Dahl. . Märkische Spezialitätenbrennerei in Dahl teilt sich ehemaligen Luftschutzstollen mit Fledermäusen: Wie hier der Höhlenwhisky reift.

Sobald der verwinkelte Splitterschutzeingang durchschritten ist, wird es still. Kein Ton von der permanent befahrenen B 54, die sich durchs Volmetal schlängelt, dringt mehr an die Ohren. Der massive Grauwacke-Fels schirmt jegliche Geräusche der Außenwelt ab. Nur einige Wassertropfen, die in die Pfützen am Boden platschen, sind in der absoluten Dunkelheit zu vernehmen.

Im Zweiten Weltkrieg haben die Dahler den „Stollen Funkenhaus“ in den Berg am Fuße des Asmecke-Tals gesprengt, um einen sicheren Schutz vor Fliegerangriffen zu schaffen. Danach blieb der künstlich geschaffene Hohlraum, der einem Menschen so eben die notwendige Standhöhe bietet, lange Jahre verschlossen.

Doch nun soll wieder Leben in das vergessene Naturdenkmal kommen – für Fledermäuse und für reifenden Whisky: „Eine Win-win-Situation“, möchte Klaus Wurm, Geschäftsführer der in Dahl ansässigen Märkischen Spezialitätenbrennerei, bereits nach der Sommerpause die ersten 175-Liter-Fässer mit hochprozentiger Genussfüllung in den einstigen Luftschutzstollen rollen.

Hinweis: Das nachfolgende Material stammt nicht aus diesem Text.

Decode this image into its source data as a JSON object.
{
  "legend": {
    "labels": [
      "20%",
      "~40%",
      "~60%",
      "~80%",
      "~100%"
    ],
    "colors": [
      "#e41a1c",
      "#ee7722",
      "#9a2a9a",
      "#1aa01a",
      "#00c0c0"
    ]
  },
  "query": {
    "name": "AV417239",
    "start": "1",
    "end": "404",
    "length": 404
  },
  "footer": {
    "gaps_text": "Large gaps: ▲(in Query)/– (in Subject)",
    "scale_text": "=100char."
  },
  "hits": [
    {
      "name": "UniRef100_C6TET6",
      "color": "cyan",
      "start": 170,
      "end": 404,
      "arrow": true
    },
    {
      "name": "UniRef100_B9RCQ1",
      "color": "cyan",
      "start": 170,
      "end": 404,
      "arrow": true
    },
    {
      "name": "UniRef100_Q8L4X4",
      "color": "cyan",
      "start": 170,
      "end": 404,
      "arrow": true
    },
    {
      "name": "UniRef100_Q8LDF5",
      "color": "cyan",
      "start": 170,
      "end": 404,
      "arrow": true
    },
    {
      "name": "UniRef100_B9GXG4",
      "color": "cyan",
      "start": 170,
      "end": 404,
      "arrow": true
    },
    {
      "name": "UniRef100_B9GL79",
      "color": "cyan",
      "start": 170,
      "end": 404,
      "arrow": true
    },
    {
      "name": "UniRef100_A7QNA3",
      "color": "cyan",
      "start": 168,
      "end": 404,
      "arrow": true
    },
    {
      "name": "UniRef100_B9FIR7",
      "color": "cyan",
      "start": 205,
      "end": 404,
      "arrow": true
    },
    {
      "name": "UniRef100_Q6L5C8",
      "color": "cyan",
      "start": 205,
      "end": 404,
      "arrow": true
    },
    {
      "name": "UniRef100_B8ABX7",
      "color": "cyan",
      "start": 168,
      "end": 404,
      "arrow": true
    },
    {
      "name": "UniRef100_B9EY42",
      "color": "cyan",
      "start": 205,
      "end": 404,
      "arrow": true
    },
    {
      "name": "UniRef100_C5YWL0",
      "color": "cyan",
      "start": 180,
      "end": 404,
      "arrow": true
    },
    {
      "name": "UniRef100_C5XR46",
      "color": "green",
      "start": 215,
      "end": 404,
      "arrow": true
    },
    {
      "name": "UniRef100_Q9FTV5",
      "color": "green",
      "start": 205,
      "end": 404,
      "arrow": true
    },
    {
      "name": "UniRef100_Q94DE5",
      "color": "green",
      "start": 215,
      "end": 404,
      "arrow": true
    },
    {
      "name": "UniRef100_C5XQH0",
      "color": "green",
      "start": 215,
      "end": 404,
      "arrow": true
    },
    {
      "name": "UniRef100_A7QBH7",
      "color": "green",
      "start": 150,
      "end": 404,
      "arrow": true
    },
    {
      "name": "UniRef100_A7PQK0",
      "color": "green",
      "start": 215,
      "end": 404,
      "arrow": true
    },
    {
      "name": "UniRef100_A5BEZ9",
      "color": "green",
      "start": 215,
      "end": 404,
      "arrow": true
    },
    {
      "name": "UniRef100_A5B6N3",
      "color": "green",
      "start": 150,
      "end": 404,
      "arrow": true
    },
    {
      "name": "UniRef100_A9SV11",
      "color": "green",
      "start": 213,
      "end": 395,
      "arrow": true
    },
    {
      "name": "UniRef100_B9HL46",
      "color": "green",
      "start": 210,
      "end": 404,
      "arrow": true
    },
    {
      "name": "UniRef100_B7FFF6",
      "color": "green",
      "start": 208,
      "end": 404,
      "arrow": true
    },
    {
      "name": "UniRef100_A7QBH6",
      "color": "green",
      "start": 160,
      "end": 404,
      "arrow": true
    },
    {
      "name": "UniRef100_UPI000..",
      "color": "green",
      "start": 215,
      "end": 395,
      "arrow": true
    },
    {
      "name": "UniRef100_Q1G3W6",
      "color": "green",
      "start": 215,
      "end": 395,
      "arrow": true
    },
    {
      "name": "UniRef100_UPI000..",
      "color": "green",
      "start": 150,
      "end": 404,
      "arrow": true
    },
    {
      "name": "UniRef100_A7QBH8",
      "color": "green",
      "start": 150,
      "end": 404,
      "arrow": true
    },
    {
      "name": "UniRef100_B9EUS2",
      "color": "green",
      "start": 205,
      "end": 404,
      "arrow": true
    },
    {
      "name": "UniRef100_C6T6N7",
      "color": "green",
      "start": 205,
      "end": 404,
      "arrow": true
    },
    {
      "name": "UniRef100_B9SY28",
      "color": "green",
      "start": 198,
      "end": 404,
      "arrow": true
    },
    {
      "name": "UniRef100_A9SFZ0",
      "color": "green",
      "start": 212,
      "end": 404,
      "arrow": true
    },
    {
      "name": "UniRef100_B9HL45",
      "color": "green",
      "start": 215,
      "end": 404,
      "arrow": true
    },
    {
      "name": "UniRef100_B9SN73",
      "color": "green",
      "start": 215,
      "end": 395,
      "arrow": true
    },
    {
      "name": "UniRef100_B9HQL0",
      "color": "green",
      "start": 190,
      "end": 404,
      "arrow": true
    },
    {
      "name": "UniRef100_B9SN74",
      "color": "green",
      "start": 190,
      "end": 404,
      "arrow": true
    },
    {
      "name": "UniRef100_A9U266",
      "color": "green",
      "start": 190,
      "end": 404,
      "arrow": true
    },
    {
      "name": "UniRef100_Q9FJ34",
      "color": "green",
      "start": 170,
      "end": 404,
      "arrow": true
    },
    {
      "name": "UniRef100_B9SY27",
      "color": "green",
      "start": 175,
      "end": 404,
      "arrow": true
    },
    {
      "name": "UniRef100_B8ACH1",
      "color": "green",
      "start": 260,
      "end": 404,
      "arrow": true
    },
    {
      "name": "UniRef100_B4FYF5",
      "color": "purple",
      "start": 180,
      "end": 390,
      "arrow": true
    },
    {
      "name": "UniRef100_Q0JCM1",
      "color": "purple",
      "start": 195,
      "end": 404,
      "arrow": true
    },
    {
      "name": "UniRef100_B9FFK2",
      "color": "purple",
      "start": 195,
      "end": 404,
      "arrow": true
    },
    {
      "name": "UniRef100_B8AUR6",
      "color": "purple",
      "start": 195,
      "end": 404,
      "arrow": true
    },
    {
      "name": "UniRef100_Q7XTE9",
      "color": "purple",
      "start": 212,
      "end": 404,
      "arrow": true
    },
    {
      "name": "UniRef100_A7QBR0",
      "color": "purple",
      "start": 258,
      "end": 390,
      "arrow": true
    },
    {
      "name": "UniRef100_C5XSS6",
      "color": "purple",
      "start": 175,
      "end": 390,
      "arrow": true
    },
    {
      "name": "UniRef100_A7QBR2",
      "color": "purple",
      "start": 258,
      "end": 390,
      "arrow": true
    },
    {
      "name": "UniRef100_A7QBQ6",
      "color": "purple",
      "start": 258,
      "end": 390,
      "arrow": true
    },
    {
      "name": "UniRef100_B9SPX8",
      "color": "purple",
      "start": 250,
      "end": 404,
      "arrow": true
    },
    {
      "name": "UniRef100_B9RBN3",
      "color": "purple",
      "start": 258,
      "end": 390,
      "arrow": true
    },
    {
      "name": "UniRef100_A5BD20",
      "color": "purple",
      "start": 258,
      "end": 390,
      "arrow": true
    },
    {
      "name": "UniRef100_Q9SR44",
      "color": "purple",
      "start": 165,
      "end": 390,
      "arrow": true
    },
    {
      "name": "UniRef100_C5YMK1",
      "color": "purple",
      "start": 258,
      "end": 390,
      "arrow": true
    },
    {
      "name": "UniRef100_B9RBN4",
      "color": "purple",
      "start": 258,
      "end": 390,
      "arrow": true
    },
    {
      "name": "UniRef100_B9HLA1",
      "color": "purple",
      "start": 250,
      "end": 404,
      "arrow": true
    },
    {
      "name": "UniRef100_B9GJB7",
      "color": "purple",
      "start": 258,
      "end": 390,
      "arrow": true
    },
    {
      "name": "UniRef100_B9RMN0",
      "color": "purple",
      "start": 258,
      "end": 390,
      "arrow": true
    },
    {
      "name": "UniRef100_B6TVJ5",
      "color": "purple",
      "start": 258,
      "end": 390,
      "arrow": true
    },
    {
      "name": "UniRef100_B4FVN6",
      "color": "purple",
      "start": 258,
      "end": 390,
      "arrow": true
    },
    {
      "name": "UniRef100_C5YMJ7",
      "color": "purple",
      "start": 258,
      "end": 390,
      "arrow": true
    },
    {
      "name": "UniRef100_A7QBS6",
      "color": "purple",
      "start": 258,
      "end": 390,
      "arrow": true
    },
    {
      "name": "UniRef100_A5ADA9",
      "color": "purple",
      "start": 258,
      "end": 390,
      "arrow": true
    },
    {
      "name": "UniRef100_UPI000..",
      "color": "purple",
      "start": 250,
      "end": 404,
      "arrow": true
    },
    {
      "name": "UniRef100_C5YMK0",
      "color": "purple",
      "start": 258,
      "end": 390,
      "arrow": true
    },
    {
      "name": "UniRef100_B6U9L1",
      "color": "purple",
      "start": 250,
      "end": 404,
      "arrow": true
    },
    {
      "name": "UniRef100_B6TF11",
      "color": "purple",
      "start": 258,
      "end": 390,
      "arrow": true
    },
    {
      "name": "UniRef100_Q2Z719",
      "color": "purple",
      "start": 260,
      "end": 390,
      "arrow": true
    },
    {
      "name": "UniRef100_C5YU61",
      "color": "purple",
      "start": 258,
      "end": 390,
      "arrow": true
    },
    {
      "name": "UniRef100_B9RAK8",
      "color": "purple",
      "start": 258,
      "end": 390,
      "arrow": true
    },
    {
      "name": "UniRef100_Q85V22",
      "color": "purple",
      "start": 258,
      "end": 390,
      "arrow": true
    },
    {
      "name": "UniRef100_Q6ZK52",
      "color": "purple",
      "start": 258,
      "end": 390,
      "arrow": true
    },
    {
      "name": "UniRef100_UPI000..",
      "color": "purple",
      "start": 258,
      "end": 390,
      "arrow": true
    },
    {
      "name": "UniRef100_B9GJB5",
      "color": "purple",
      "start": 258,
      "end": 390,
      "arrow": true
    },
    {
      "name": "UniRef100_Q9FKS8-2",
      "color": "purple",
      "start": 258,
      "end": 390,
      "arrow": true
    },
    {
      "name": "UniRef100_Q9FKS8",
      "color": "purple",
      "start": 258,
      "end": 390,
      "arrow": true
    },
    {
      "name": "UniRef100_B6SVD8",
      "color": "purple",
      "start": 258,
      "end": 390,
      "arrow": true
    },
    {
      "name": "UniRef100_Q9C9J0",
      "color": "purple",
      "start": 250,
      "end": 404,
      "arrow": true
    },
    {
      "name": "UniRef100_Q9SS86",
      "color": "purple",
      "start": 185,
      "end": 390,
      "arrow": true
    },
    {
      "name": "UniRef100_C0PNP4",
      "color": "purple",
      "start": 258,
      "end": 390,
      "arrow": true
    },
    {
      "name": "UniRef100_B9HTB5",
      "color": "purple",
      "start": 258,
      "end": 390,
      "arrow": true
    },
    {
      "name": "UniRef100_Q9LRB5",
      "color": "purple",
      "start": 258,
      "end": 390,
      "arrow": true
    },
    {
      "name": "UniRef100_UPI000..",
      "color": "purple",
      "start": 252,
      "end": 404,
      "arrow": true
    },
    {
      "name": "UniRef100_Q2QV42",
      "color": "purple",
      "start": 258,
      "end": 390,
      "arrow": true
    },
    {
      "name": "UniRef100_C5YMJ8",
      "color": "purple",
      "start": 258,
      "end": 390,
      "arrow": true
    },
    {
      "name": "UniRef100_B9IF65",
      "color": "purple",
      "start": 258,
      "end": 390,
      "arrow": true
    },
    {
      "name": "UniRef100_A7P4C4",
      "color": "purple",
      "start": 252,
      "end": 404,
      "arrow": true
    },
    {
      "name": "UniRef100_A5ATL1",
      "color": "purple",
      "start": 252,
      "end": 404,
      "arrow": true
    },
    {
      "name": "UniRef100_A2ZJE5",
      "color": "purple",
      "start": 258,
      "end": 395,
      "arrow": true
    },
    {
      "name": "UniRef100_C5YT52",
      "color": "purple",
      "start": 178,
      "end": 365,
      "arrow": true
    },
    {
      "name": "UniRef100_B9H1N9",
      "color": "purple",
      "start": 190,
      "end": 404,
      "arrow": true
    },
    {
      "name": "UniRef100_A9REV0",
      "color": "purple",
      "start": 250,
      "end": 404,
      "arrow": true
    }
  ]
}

Abseits der Industrie-Massenware

Die kleine, aber feine Destille, die mit ihrem qualitätvollen Angebot aus Edelbränden, Geisten und Likören sowie dem namentlich extra geschützten Höhlenwhisky sich abseits der Industrie-Massenware bewegt und dennoch auf rasante Wachstumszahlen verweisen kann, braucht den Lagerraum, um den komplexen Reifeprozess ihres Whisky zu optimieren. „Bereits seit acht Jahren blicken wir mit Interesse auf den Stollen vor unserer Haustür“, erzählt Wurm. „Vor etwa zwei Jahren haben wir bei der Stadt die notwendigen Anträge gestellt.“

Doch erst seitdem der Oberbürgermeister und der Kämmerer in der Brennerei, die mit ihrer vierfach gebrannten Köstlichkeit von Experten bereits in die weltweite Spitzengruppe gelobt wird, zu Verköstigungen weilten, kommt im Rathaus ein wenig Dynamik in den Genehmigungsprozess.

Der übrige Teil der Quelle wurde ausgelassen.